The challenges of Industry 4.0 are diverse. Limited space and autonomously acting machinery (robots, cobots, etc.) paired in hostile environments require radar technology that’s smaller in size, more accurate, and capable of measuring nearby targets. Imaging and classification of surrounding areas is essential to efficiency, productivity and safety.
Driven by the latest advances in RF transceiver IC technology, radar is quickly becoming one of the important sensor technologies for perception applications. One example is 77 GHz fully integrated all-digital transceiver MMICs. High speed and linearity FMCW chirps combined with high output power, low noise transmit and receive channels, and MIMO antenna arrays now enable high performance, high resolution radar systems at reasonable cost. Radar-based digital beamforming enables detection of radial velocity, angle, and distance to multiple targets under the harshest environmental conditions—It’s key for the safe and efficient interaction of robots, cobots, and AGVs in dynamic environments.
The mission of an autonomous system in an industrial setting is often to locate and pick up an object rather than safely avoiding it. Lidar’s strong object detection and classification accuracy provides the precision necessary to complete these common tasks.
Operating in the terahertz frequency range, lidar systems achieve fine angular resolution that translates into high resolution depth maps.
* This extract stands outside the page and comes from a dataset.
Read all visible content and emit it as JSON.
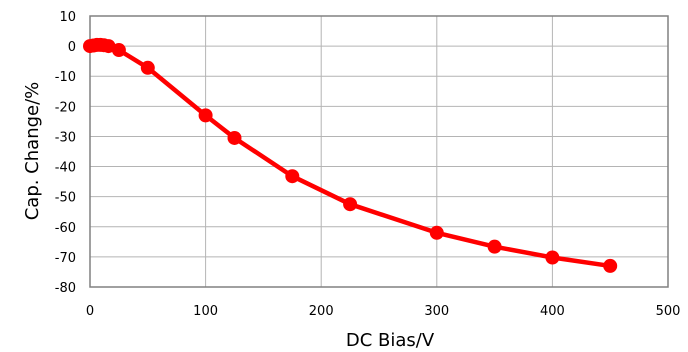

With these high-res depth maps, a lidar system can classify objects to fuse with vision, IMU, and radar information to make reliable, mission critical decisions. Lidar systems are designed to work in dynamic environments, such as outdoors in bright sunlight. By using narrow pulses of 9xx nm and 15xx nm wavelengths, and driving them with high power, lidar is able to see farther in these challenging conditions. In addition, the narrow pulses allow for finer depth resolution to detect multiple targets within a pixel, while the infrared light at 9xx and 15xx has less solar radiation.
Numerous challenges must be overcome to encourage the mass adoption of lidar systems. These include complex and costly signal chains, optical design issues, and system test and calibration. Developments are currently underway to integrate these signal chains and reduce their complexity, size, power requirements, and overall cost of ownership.